The Act introduced the concept of regulators contributing to ‘sustainable economic growth’. While this is an admirable, if vague, ideal, the actions of regulators have a minimal impact on economic growth. Creating an industry around this issue is likely to add to the recording and other burdens staff are already struggling with.

The biggest concern is cuts in staff and resources. As our FoI and survey evidence shows, many areas of regulatory activity are being abandoned as well as training and other forms of support to businesses. In areas like meat inspection, the industry is successfully lobbying for light touch regulation. I for one don’t want to eat food with abscesses, but that’s precisely what I am going to get when meat inspectors are limited to visual inspection of animals. This is something MSPs will need to address when the Food (Scotland) Bill is considered by the Health Committee.



Sensible regulation is something we all take for granted. We assume that someone is checking that the food we eat and the goods we buy are safe. Increasingly, that is simply not the case and as usual it will be a tragedy that causes governments to rethink the merits of light touch regulation.

Tuesday, 1 April 2014

Self-directed care - reality doesn't always match the rhetoric

Self-directed care is right in principle, but does not always match with the reality of care provision in Scotland today. The rhetoric of choice and control is often used as cover for a deteriorating service.

The Self-Directed Care (Scotland) Act comes into force today and requires local authorities to offer personal payments if requested. I was interviewed by the BBC today on the impact this legislation will have on care in Scotland.
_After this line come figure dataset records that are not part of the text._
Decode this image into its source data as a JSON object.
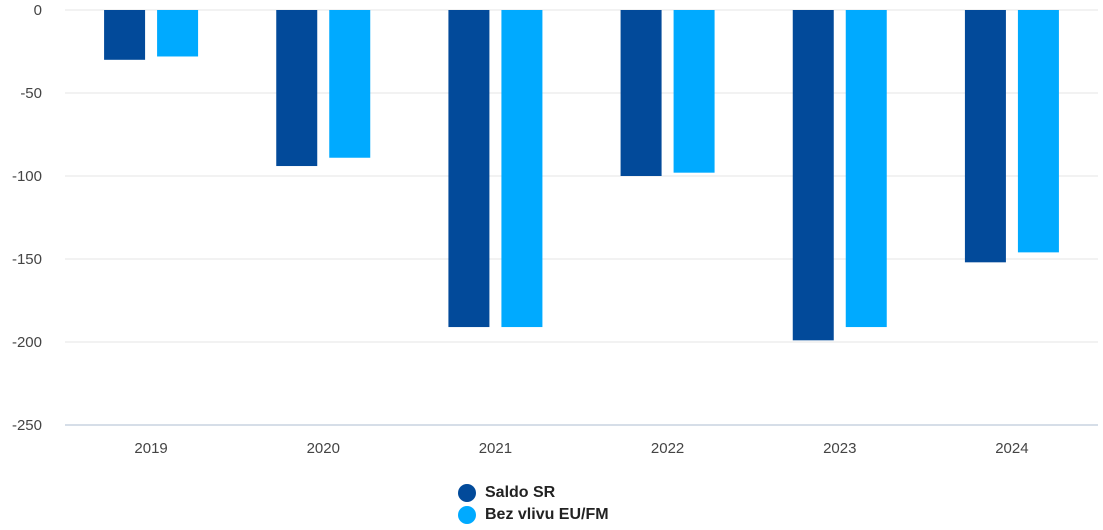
{
  "chart_data": {
    "type": "bar",
    "categories": [
      "2019",
      "2020",
      "2021",
      "2022",
      "2023",
      "2024"
    ],
    "series": [
      {
        "name": "Saldo SR",
        "color": "#024a9a",
        "values": [
          -30,
          -94,
          -191,
          -100,
          -199,
          -152
        ]
      },
      {
        "name": "Bez vlivu EU/FM",
        "color": "#00aaff",
        "values": [
          -28,
          -89,
          -191,
          -98,
          -191,
          -146
        ]
      }
    ],
    "yticks": [
      0,
      -50,
      -100,
      -150,
      -200,
      -250
    ],
    "ylim": [
      -250,
      0
    ],
    "grid": true,
    "legend_position": "bottom-center"
  }
}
This approach works well for some service users, but can be an unnecessary burden for others. We should therefore be careful not to turn this into another one-size fits all approach to social care. UNISON signed a joint statement as far back as 2006 with the Scottish Personal Assistant Employer Network supporting direct payments while recognising that this approach should not be used a cover for cuts. However, by 2012 it was becoming clearer that assessments were focused on making savings rather than delivering better care. We illustrated these concerns with case studies in our report, ‘Personalisation in Scotland – The Facts’.

Today, cuts in budget provision means that the individual service user often has a smaller budget to buy equivalent services. This has contributed to the ‘race to the bottom’ in home care as highlighted in UNISON Scotland’s recent ‘Time to Care’ report. Staff, often paid little more than the minimum wage, on zero-hours contracts, with little training, are literally running about trying to provide the same service.
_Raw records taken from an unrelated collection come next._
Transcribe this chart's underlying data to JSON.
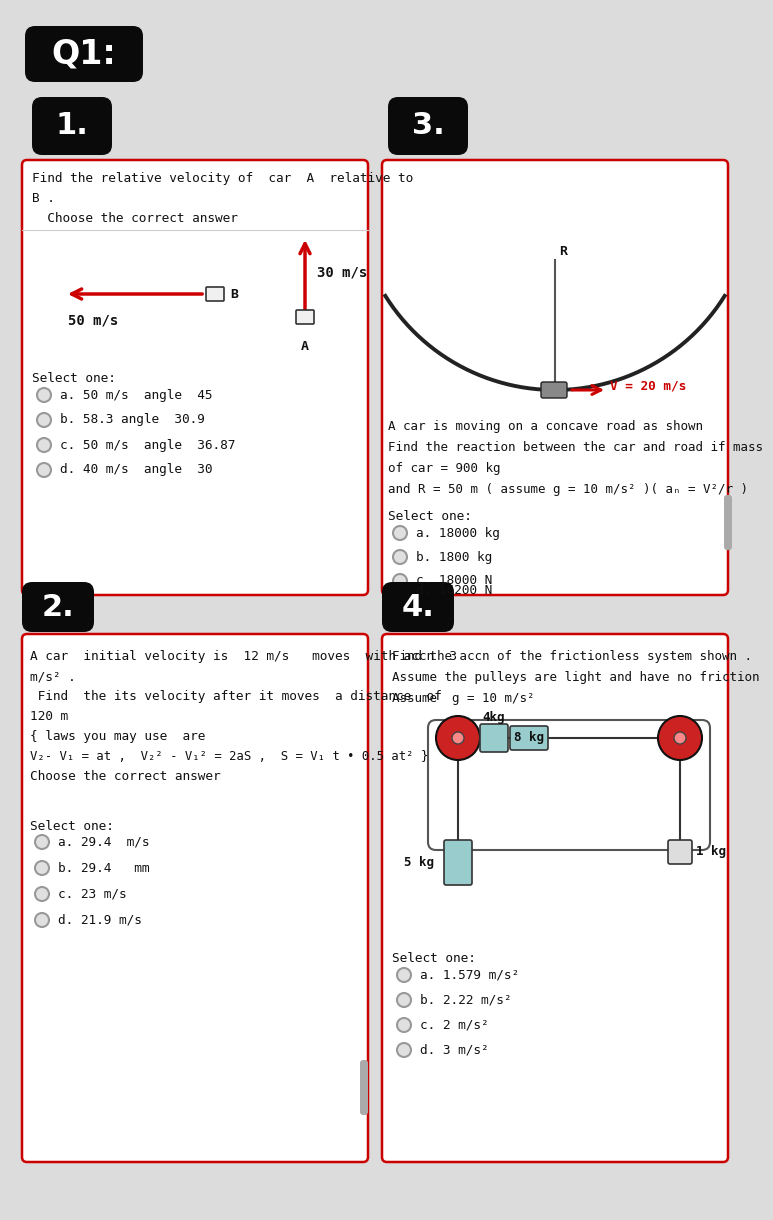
{
  "bg_color": "#dcdcdc",
  "card_bg": "#ffffff",
  "red_border": "#cc0000",
  "q1_text_line1": "Find the relative velocity of  car  A  relative to",
  "q1_text_line2": "B .",
  "q1_choose": "  Choose the correct answer",
  "q1_vel_label": "50 m/s",
  "q1_select": "Select one:",
  "q1_opts": [
    "a. 50 m/s  angle  45",
    "b. 58.3 angle  30.9",
    "c. 50 m/s  angle  36.87",
    "d. 40 m/s  angle  30"
  ],
  "q2_lines": [
    "A car  initial velocity is  12 m/s   moves  with accn  3",
    "m/s² .",
    " Find  the its velocity after it moves  a distance  of",
    "120 m",
    "{ laws you may use  are",
    "V₂- V₁ = at ,  V₂² - V₁² = 2aS ,  S = V₁ t • 0.5 at² }",
    "Choose the correct answer"
  ],
  "q2_select": "Select one:",
  "q2_opts": [
    "a. 29.4  m/s",
    "b. 29.4   mm",
    "c. 23 m/s",
    "d. 21.9 m/s"
  ],
  "q3_lines": [
    "A car is moving on a concave road as shown",
    "Find the reaction between the car and road if mass",
    "of car = 900 kg",
    "and R = 50 m ( assume g = 10 m/s² )( aₙ = V²/r )"
  ],
  "q3_vel": "V = 20 m/s",
  "q3_select": "Select one:",
  "q3_opts": [
    "a. 18000 kg",
    "b. 1800 kg",
    "c. 18000 N",
    "d. 16200 N"
  ],
  "q4_lines": [
    "Find the accn of the frictionless system shown .",
    "Assume the pulleys are light and have no friction",
    "Assume  g = 10 m/s²"
  ],
  "q4_select": "Select one:",
  "q4_opts": [
    "a. 1.579 m/s²",
    "b. 2.22 m/s²",
    "c. 2 m/s²",
    "d. 3 m/s²"
  ]
}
Many service users don’t understand or want the responsibilities of being an employer. As a consequence the service is being privatised with agencies providing the staff rather than the envisaged genuine personalised service. With budget cuts service users are being forced to choose a cut price ‘personalised’ service that is short on quality.

Self-directed support is leading to cuts in collective provision, such as day centres. This leads to greater social isolation that we know has a damaging impact on health. Social isolation is associated with a higher risk of death in older people regardless of whether they consider themselves lonely. A study of 6,500 UK men and women aged over 52 found that being isolated from family and friends was linked with a 26% higher death risk over seven years. Our home care members report that they are often the only living person some elderly people see in days. All the more reason to allow more time to care.
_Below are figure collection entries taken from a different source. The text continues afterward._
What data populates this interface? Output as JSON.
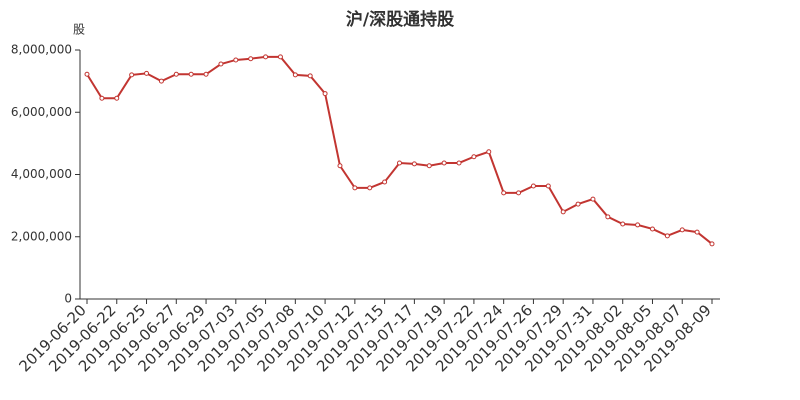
{
  "chart_data": {
    "type": "line",
    "title": "沪/深股通持股",
    "y_label": "股",
    "categories": [
      "2019-06-20",
      null,
      "2019-06-22",
      null,
      "2019-06-25",
      null,
      "2019-06-27",
      null,
      "2019-06-29",
      null,
      "2019-07-03",
      null,
      "2019-07-05",
      null,
      "2019-07-08",
      null,
      "2019-07-10",
      null,
      "2019-07-12",
      null,
      "2019-07-15",
      null,
      "2019-07-17",
      null,
      "2019-07-19",
      null,
      "2019-07-22",
      null,
      "2019-07-24",
      null,
      "2019-07-26",
      null,
      "2019-07-29",
      null,
      "2019-07-31",
      null,
      "2019-08-02",
      null,
      "2019-08-05",
      null,
      "2019-08-07",
      null,
      "2019-08-09"
    ],
    "series": [
      {
        "color": "#c23531",
        "values": [
          7220000,
          6450000,
          6450000,
          7200000,
          7250000,
          7000000,
          7220000,
          7220000,
          7220000,
          7550000,
          7680000,
          7720000,
          7780000,
          7780000,
          7200000,
          7170000,
          6600000,
          4280000,
          3570000,
          3570000,
          3760000,
          4370000,
          4340000,
          4280000,
          4370000,
          4370000,
          4570000,
          4730000,
          3410000,
          3410000,
          3630000,
          3630000,
          2800000,
          3050000,
          3210000,
          2640000,
          2410000,
          2380000,
          2250000,
          2030000,
          2220000,
          2150000,
          1770000
        ]
      }
    ],
    "ylim": [
      0,
      8000000
    ],
    "yticks": [
      0,
      {
        "value": 2000000,
        "label": "2,000,000"
      },
      {
        "value": 4000000,
        "label": "4,000,000"
      },
      {
        "value": 6000000,
        "label": "6,000,000"
      },
      {
        "value": 8000000,
        "label": "8,000,000"
      }
    ]
  }
}
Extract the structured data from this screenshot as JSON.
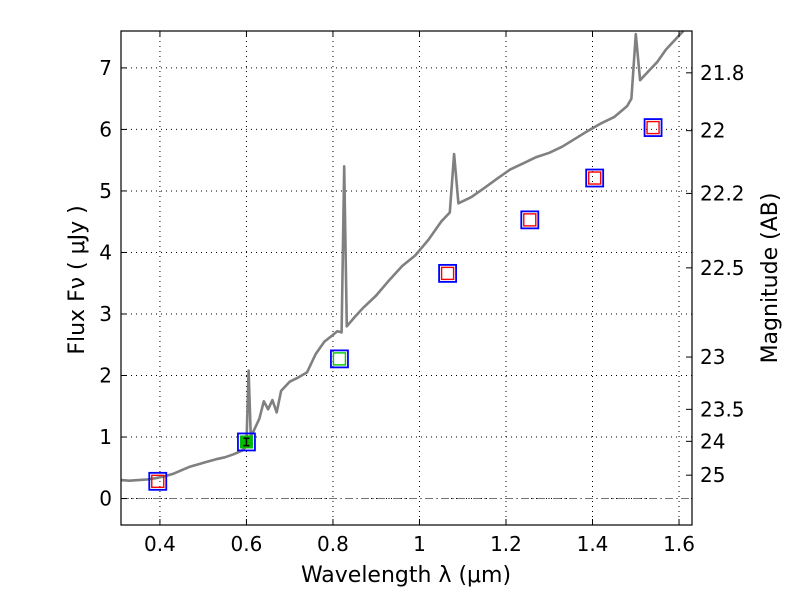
{
  "chart_data": {
    "type": "line",
    "xlabel": "Wavelength  λ (μm)",
    "ylabel": "Flux  Fν  ( μJy )",
    "right_ylabel": "Magnitude (AB)",
    "xlim": [
      0.31,
      1.63
    ],
    "ylim": [
      -0.43,
      7.6
    ],
    "x_ticks": [
      0.4,
      0.6,
      0.8,
      1.0,
      1.2,
      1.4,
      1.6
    ],
    "x_tick_labels": [
      "0.4",
      "0.6",
      "0.8",
      "1",
      "1.2",
      "1.4",
      "1.6"
    ],
    "y_ticks": [
      0,
      1,
      2,
      3,
      4,
      5,
      6,
      7
    ],
    "y_tick_labels": [
      "0",
      "1",
      "2",
      "3",
      "4",
      "5",
      "6",
      "7"
    ],
    "right_ticks": [
      {
        "label": "21.8",
        "flux": 6.92
      },
      {
        "label": "22",
        "flux": 5.98
      },
      {
        "label": "22.2",
        "flux": 4.96
      },
      {
        "label": "22.5",
        "flux": 3.75
      },
      {
        "label": "23",
        "flux": 2.3
      },
      {
        "label": "23.5",
        "flux": 1.45
      },
      {
        "label": "24",
        "flux": 0.93
      },
      {
        "label": "25",
        "flux": 0.38
      }
    ],
    "grid": true,
    "colors": {
      "spectrum": "#808080",
      "box_outer": "#0000ff",
      "box_inner_default": "#ff0000",
      "box_inner_z": "#00cc00",
      "filled_point": "#00bb00",
      "dashed_line": "#777777"
    },
    "series": [
      {
        "kind": "spectrum",
        "points": [
          [
            0.31,
            0.3
          ],
          [
            0.33,
            0.29
          ],
          [
            0.35,
            0.3
          ],
          [
            0.37,
            0.31
          ],
          [
            0.39,
            0.33
          ],
          [
            0.41,
            0.36
          ],
          [
            0.43,
            0.4
          ],
          [
            0.45,
            0.46
          ],
          [
            0.47,
            0.52
          ],
          [
            0.49,
            0.56
          ],
          [
            0.51,
            0.6
          ],
          [
            0.53,
            0.64
          ],
          [
            0.55,
            0.67
          ],
          [
            0.57,
            0.72
          ],
          [
            0.59,
            0.78
          ],
          [
            0.6,
            0.85
          ],
          [
            0.605,
            2.08
          ],
          [
            0.61,
            1.0
          ],
          [
            0.62,
            1.15
          ],
          [
            0.63,
            1.3
          ],
          [
            0.64,
            1.58
          ],
          [
            0.65,
            1.45
          ],
          [
            0.66,
            1.6
          ],
          [
            0.67,
            1.4
          ],
          [
            0.68,
            1.75
          ],
          [
            0.7,
            1.9
          ],
          [
            0.72,
            1.97
          ],
          [
            0.74,
            2.05
          ],
          [
            0.76,
            2.35
          ],
          [
            0.78,
            2.55
          ],
          [
            0.8,
            2.66
          ],
          [
            0.81,
            2.72
          ],
          [
            0.82,
            2.7
          ],
          [
            0.826,
            5.4
          ],
          [
            0.832,
            2.8
          ],
          [
            0.85,
            2.95
          ],
          [
            0.87,
            3.1
          ],
          [
            0.9,
            3.3
          ],
          [
            0.93,
            3.55
          ],
          [
            0.96,
            3.78
          ],
          [
            0.99,
            3.95
          ],
          [
            1.02,
            4.2
          ],
          [
            1.05,
            4.5
          ],
          [
            1.07,
            4.65
          ],
          [
            1.08,
            5.6
          ],
          [
            1.09,
            4.8
          ],
          [
            1.12,
            4.9
          ],
          [
            1.15,
            5.05
          ],
          [
            1.18,
            5.2
          ],
          [
            1.21,
            5.35
          ],
          [
            1.24,
            5.45
          ],
          [
            1.27,
            5.55
          ],
          [
            1.3,
            5.62
          ],
          [
            1.33,
            5.72
          ],
          [
            1.36,
            5.85
          ],
          [
            1.39,
            5.98
          ],
          [
            1.42,
            6.1
          ],
          [
            1.45,
            6.2
          ],
          [
            1.48,
            6.38
          ],
          [
            1.49,
            6.5
          ],
          [
            1.5,
            7.55
          ],
          [
            1.51,
            6.8
          ],
          [
            1.53,
            6.95
          ],
          [
            1.55,
            7.1
          ],
          [
            1.57,
            7.3
          ],
          [
            1.59,
            7.45
          ],
          [
            1.61,
            7.6
          ]
        ]
      },
      {
        "kind": "photometry",
        "points": [
          {
            "x": 0.395,
            "y": 0.28,
            "inner": "box_inner_default"
          },
          {
            "x": 0.6,
            "y": 0.92,
            "inner": "filled",
            "err": 0.06
          },
          {
            "x": 0.815,
            "y": 2.27,
            "inner": "box_inner_z"
          },
          {
            "x": 1.065,
            "y": 3.66,
            "inner": "box_inner_default"
          },
          {
            "x": 1.255,
            "y": 4.53,
            "inner": "box_inner_default"
          },
          {
            "x": 1.405,
            "y": 5.21,
            "inner": "box_inner_default"
          },
          {
            "x": 1.54,
            "y": 6.03,
            "inner": "box_inner_default"
          }
        ]
      }
    ],
    "zero_line": {
      "y": 0.0,
      "style": "dash-dot"
    }
  }
}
There is also no legislative requirement that a personal employer checks for Protection of Vulnerable Groups Scheme membership. Our discussions with home care staff indicated that many would be reluctant to raise care abuse concerns, particularly when they are employed on zero-hour contracts. Given the disparate nature of this service it is difficult for councils and regulators to check on the quality of care in the same way as they do in residential settings.

Overall, self-directed care is still right in principle and works well for some groups of service user. However, it isn’t suitable for everyone and has some big downsides, particularly when budgets are under financial strain.